Wednesday, April 13, 2011

Arab Spring Leaves Israeli Hawks Cold

Ramzy Baroud writes: Tel Aviv has come to believe that its atrocities will go unchallenged, but events in Egypt show the tide is turning
This commentary was published in The Gulf News on 13/04/2011


Israel has always defined its role in the Middle East based on a disdainful assumption. It claims to be an oasis of stability and democracy in a tumultuous Arab sea of uncertainty, extremism and political decadence.

This notion alone has been used to justify Israel's role as the guardian of western — in particular, American — interests in the region. Israel has been granted more money and sophisticated war technology than any country in the world. It has long seemed as if no one else in the Middle East mattered, as if the Arab masses were merely an inconvenient filler of space.

All American presidents have agreed. Bill Clinton was particularly poetic in his estimation: "America and Israel share a special bond. Our relationship is unique among all nations … Israel is a strong democracy, a symbol of freedom, and an oasis of liberty, a home to the oppressed and persecuted."

No action of Israel has been able to shift this redundant assessment. No occupation was illegal enough. No massacre, war or assassination was revolting enough. Everything was forgiven, for the victim was always an Arab, and Arabs were always collectively dismissed and dehumanised.

When Tunisia revolted, the matter seemed distant enough for Israel not to take notice. However, when Egypt too rebelled, reality began to hit home. Initially, Israel's official message was to capitalise on what seemed a fleeting moment. Again, it used the same tired metaphor of Israel being an ‘island of stability' in a turbulent sea (as coined by Israeli Prime Minister Benjamin Netanyahu).

Soon after, though, the language began to change. The fall of Hosni Mubarak could potentially lead to the folding of Israel's most successful political projects in the region. No one seemed as petrified by that possibility as Israeli Foreign Minister Avigdor Lieberman. The message he tried to convey through Israeli ambassadors was to "try for the stability of the Egyptian regime and rein in open criticism against Mubarak".

New revelations

Egypt was not Israel's only political investment in the Arab world. Much more is now at stake. Recent WikiLeaks documents, published in various Israeli media, including Haaretz, show the willingness of various Arab governments to cooperate with Israel. If they lose, Israel will also lose.
The Jewish Telegraph Agency reported: "In other WikiLeaks revelations, Israeli officials in 2009 accuse Turkey of helping Iran evade sanctions, and describe Mohammad Tantawi, the Egyptian defence minister, as unreliable in the joint Egyptian-Israeli effort to stem arms smuggling into the Gaza Strip".

Israel voiced its concerns regarding real and imagined threats in numerous meetings between US and Israeli officials. Such matters were, of course, looked into, and handled accordingly. Arab and other Middle Eastern countries were destabilised to fit Israeli expectations, with the latter gloating once more about being the one and only democracy in the region.

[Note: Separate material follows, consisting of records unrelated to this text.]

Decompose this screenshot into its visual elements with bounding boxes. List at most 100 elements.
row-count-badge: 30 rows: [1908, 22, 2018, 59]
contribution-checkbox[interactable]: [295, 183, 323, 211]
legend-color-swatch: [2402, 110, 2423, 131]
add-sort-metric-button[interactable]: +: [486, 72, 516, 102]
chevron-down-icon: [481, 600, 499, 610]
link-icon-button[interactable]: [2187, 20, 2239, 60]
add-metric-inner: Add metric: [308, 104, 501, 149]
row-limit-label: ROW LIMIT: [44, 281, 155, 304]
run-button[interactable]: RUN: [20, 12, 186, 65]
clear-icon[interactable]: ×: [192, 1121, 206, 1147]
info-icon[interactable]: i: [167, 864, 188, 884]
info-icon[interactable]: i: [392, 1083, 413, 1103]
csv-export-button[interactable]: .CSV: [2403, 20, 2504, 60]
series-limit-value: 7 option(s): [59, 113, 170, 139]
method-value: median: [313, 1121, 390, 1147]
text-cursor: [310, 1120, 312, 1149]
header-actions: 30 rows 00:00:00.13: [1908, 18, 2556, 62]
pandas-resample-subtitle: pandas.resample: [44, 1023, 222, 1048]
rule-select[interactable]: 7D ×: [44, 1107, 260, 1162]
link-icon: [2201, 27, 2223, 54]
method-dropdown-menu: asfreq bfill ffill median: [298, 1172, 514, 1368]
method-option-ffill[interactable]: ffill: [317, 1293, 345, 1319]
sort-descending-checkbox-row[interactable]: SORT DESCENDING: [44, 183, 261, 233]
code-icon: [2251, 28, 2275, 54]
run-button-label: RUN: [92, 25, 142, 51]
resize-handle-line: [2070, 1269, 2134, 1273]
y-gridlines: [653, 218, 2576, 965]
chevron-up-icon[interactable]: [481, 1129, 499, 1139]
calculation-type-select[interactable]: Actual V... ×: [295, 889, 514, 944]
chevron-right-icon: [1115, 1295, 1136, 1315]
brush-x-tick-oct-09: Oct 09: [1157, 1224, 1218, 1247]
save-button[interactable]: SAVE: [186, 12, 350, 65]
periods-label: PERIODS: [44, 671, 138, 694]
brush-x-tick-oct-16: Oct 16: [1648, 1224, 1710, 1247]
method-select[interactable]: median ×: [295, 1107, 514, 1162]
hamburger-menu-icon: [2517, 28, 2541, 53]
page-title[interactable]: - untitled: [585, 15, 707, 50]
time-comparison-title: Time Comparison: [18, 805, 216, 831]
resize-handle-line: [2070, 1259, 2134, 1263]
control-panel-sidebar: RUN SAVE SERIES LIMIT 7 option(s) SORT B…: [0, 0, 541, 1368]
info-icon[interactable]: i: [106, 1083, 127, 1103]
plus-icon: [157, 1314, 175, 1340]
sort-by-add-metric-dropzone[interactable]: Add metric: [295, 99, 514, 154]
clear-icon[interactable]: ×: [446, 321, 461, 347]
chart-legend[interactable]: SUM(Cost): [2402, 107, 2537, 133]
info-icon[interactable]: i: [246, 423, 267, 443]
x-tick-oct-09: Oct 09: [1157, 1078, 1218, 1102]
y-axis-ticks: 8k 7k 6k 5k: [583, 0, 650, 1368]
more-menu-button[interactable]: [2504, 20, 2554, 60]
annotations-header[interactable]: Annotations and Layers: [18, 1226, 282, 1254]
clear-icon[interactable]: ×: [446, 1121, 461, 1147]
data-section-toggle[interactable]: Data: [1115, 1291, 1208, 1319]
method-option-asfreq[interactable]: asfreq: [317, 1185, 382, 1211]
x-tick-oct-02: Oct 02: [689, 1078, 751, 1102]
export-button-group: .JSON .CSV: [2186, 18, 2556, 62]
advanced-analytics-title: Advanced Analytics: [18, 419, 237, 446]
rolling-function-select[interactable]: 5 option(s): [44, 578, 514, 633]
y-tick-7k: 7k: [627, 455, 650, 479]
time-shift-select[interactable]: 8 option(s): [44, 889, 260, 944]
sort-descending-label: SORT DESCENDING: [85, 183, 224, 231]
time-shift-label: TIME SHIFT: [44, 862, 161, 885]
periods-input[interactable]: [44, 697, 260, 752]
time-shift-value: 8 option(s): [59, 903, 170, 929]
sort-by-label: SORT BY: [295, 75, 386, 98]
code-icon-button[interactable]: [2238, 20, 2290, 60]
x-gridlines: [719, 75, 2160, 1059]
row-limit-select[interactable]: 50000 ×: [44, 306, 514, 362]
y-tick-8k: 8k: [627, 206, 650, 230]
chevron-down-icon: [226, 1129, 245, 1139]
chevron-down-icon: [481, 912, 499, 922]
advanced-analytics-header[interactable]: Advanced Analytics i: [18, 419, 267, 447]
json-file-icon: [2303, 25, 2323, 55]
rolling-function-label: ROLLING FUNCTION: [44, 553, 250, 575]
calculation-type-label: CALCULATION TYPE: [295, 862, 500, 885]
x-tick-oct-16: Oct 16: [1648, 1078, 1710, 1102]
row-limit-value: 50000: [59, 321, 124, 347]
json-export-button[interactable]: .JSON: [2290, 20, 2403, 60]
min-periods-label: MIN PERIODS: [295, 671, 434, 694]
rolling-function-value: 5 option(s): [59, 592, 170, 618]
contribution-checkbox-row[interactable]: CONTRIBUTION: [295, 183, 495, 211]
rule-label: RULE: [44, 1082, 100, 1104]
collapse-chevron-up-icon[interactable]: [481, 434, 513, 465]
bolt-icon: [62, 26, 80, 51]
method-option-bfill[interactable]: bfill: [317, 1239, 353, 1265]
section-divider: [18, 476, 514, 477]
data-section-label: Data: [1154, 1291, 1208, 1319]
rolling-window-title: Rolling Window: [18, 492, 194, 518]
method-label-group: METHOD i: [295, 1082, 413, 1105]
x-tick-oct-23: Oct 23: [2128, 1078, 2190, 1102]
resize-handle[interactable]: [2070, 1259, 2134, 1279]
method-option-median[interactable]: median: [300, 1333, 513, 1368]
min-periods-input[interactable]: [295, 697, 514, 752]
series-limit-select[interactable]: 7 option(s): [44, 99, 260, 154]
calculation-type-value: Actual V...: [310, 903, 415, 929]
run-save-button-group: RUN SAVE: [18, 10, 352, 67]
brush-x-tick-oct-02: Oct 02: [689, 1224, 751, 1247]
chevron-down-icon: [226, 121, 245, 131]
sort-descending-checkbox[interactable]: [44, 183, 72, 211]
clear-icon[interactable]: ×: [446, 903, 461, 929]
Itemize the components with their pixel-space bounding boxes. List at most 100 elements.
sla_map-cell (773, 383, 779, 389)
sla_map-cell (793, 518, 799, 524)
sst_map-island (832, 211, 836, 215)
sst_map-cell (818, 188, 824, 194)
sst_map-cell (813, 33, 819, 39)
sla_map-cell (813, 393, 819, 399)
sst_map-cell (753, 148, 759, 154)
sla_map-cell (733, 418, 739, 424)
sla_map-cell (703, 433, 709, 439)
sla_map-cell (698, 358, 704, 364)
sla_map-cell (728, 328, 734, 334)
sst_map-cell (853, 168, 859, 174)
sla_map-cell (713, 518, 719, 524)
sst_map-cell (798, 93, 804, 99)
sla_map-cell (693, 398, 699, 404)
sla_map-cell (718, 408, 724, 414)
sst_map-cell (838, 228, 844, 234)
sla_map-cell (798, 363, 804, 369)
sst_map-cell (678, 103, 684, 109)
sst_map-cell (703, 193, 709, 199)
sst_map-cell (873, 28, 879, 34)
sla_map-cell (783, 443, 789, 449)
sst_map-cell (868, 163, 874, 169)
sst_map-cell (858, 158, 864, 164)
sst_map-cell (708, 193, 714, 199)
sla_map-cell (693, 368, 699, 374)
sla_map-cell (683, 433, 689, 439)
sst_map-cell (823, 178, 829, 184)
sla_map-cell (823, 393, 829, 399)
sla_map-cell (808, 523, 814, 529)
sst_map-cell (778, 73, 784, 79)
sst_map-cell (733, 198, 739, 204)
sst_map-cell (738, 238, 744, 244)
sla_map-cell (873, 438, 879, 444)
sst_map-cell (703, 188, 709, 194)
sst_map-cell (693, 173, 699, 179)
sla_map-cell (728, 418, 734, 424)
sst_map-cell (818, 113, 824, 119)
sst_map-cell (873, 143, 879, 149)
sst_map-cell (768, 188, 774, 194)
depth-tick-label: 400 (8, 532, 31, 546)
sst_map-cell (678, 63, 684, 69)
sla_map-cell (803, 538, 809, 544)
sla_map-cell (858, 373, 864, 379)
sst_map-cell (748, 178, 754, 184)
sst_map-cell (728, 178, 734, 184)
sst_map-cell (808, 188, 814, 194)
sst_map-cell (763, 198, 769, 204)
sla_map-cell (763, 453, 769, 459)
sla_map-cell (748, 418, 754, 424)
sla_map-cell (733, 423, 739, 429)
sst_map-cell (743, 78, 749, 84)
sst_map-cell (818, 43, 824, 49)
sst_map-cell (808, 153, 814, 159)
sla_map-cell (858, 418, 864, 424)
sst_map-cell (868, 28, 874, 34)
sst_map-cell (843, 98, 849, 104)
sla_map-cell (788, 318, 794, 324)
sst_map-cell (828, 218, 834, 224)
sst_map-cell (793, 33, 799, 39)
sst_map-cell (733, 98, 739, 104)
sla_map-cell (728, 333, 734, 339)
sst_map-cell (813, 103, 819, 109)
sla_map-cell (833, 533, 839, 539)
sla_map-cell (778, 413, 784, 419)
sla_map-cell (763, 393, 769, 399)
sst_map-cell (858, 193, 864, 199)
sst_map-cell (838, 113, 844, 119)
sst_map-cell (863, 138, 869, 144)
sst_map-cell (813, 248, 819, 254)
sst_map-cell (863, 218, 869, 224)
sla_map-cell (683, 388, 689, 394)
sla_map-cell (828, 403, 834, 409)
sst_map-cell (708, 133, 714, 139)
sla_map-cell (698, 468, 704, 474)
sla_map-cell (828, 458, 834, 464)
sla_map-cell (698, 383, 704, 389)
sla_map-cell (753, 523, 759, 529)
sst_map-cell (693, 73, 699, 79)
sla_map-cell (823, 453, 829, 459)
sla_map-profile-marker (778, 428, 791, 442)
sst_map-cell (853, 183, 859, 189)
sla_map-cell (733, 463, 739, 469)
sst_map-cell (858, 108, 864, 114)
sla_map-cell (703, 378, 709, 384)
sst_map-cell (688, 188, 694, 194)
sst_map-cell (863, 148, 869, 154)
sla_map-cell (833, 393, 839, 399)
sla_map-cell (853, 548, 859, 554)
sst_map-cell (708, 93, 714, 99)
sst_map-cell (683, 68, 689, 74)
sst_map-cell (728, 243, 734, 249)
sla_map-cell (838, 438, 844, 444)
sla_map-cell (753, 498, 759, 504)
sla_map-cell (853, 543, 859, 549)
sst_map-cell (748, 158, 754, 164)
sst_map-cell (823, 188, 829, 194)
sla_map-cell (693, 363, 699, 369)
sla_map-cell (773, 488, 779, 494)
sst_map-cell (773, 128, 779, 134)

But a refreshing Tunisian breeze set into motion a whole Arab Spring, centred in Cairo. With Mubarak's resignation, the foundation of Israel's political paradigm cracked and then plummeted. For decades, Palestine had represented the heart of the ailment of the Arab nation. It symbolised defeat. Israel, on the other hand, represented a loud and often lethal reminder of how weak Arabs were in relation to their strong and arrogant enemy.

Therefore, it was a natural progression of a people's revolution when Egyptians went to Tahrir Square on April 8. Palestinian flags began flying confidently and proudly over a crowd of an estimated two million. Expectedly, the list of grievances included Palestine, and the farcical peace with Israel was decried. Scores of people made their way to the Israeli embassy in Cairo.

Israel has had plenty of time to make peace with the Arabs. It chose not to, simply because it had no compelling reason to settle the grievances of divided and weaker foes. But times are now changing, although the Israeli political establishment is yet to fully grasp the nature and magnitude of that change.

A hurried and bashful peace initiative by Israeli intelligence, defence, and business figures may well have been too little, too late.

Incapable of fighting off the Arab revolution, "Israel is struggling to understand its place in a still simmering Arab Spring," according to Joseph Bamat in the France24 website. "Joel Schalit, a journalist and author of the book Israel vs Utopia [said] Israel is caught between the desire to positively engage the wave of democratisation that is simmering in the region and a widespread fear of what those tumultuous political processes will produce".

‘Positive engagement', is an entirely alien practice to Israel in terms of the way it treats its Arab neighbours. When it comes to the Arabs, aggression is the only message that Netanyahu is capable of communicating.

In Egypt, protesters responded by tearing the Israeli flag to shreds, and raising a Palestinian flag near the Israeli embassy. If Israel refuses to change, the Arab Spring will inevitably reach the so-called ‘island of stability'.

Ramzy Baroud is an internationally-syndicated columnist and the editor of PalestineChronicle.com. His latest book is My Father Was a Freedom Fighter: Gaza's Untold Story.